On toward a Ph.D.

Tuesday, June 30, 2020
Daniel DiRocco '20

Editor’s note: This is one in a series we call “The Places They’ll Go” that has graduating seniors sharing their plans for the future.

 

Daniel DiRocco ’20 was always into biology. He goes so far as to say that he loved it. But chemistry — not so much. Until he took an organic chemistry class.

“That’s when I fell in love with it. And that inspired me to get a minor in chemistry and look for grad programs that combined chemistry and biology,” DiRocco says.

A biochemistry, molecular and cellular biology major at UNH, DiRocco is headed to the University of Michigan in September to pursue a Ph.D. in chemistry. His focus will be in biocatalysis, the study, use and engineering of enzymes for use in organic synthesis. 

As an undergraduate, DiRocco was a researcher in the lab of Estelle Hrabak, associate professor of molecular, cellular, and biomedical sciences. There he studied the effect that a protein called PP2A has on salt resistance in Arabidopsis thaliana, a small flowering plant native to Eurasia and Africa and a model plant organism.

“Think lab rat but for plants,” DiRocco says. “My work involved creating hybrid genes that would be inserted into PP2A mutant plants to try and fix their poor salt response.”

"I did miss the structure of attending classes physically, and regret not being able to close out my undergraduate career with my friends from UNH. But I have a lot to look forward to with grad school, so I think that  helped me stay focused and motivated to finish out my last semester and not dwell on the negatives.”

DiRocco presented his research on several occasions, including in 2018 at the annual meeting of the Association of Plant Biologists, where he won an award for best undergraduate poster presentation. He also participated in this year’s Undergraduate Research Conference, held virtually because of the coronavirus.  

In 2018, DiRocco was awarded the Weeks Fellowship, a COLSA award for first-time researchers that allow him to work on his research full time for 10 weeks. The following year he received a Summer Undergraduate Research Fellowship (SURF) from the Hamel Center.

His interest in biocatalysis is somewhat timely as pharmaceutical companies have begun to look to plants as a way to improve drug production.
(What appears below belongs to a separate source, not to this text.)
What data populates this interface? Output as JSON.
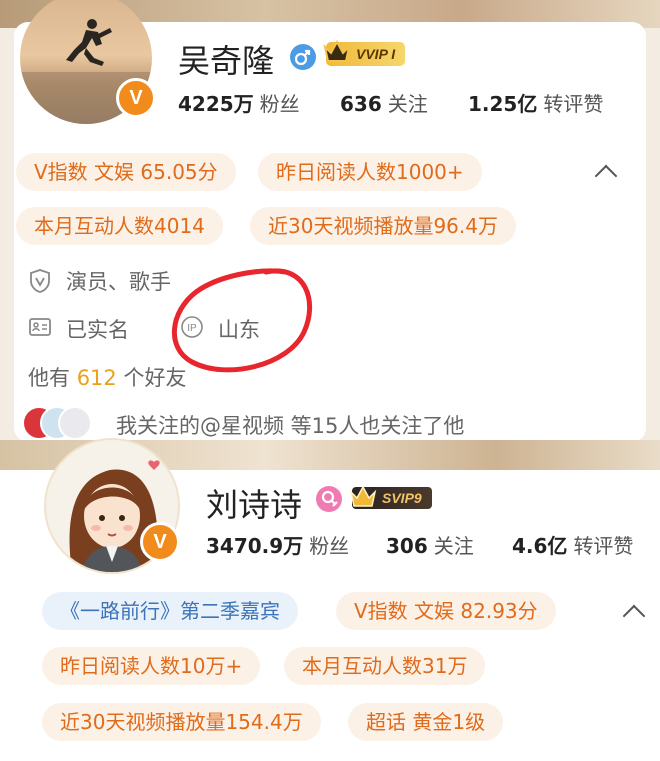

“Biocatalysis is an emerging field that seeks to use enzymes, the proteins that catalyze the chemical reactions inside all living things, as reagents in the laboratory/industrial synthesis of drugs and other molecules,” DiRocco says. “Often times these molecules are very complicated and difficult to make, requiring expensive, toxic and environmentally harmful reagents to synthesize.
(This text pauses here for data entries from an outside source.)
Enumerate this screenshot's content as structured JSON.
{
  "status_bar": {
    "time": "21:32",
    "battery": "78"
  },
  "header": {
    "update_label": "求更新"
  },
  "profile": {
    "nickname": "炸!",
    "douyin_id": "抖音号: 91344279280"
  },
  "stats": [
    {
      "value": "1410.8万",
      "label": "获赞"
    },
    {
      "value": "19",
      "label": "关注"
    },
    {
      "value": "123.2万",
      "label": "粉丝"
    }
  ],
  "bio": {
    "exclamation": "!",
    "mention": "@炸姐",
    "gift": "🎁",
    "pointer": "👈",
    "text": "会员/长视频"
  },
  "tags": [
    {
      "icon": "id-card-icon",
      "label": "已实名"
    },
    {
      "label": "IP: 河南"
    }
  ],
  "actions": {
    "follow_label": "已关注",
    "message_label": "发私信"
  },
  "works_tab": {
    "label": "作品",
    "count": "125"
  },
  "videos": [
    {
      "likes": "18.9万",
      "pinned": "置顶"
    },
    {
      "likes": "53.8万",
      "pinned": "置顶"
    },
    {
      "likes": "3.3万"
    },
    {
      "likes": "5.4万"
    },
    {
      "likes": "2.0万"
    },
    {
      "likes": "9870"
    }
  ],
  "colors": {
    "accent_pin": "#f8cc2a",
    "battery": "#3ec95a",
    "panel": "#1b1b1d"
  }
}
“Enzymes offer a great alternative to many of these reagents, as they are cheap, nontoxic, and are often far more efficient in the reactions they catalyze — no surprise given they have a few billion years of evolution as a head start. Finding proper enzymes and tweaking them to work better or on a wider range of reactions is the key to getting it to work.”

DiRocco notes that while the University of Michigan has indicated it will reopen in the fall, he recognizes the situation is fluid. Having the last semester of his time at UNH end with remote classes has had its positives and negatives, he says.

“I normally have to commute over an hour each way to school, so it's been nice to take classes from the comfort of my home,” DiRocco says. “Still, I did miss the structure of attending classes physically, and regret not being able to close out my undergraduate career with my friends from UNH. But I have a lot to look forward to with grad school, so I think that helped me stay focused and motivated to finish out my last semester and not dwell on the negatives.”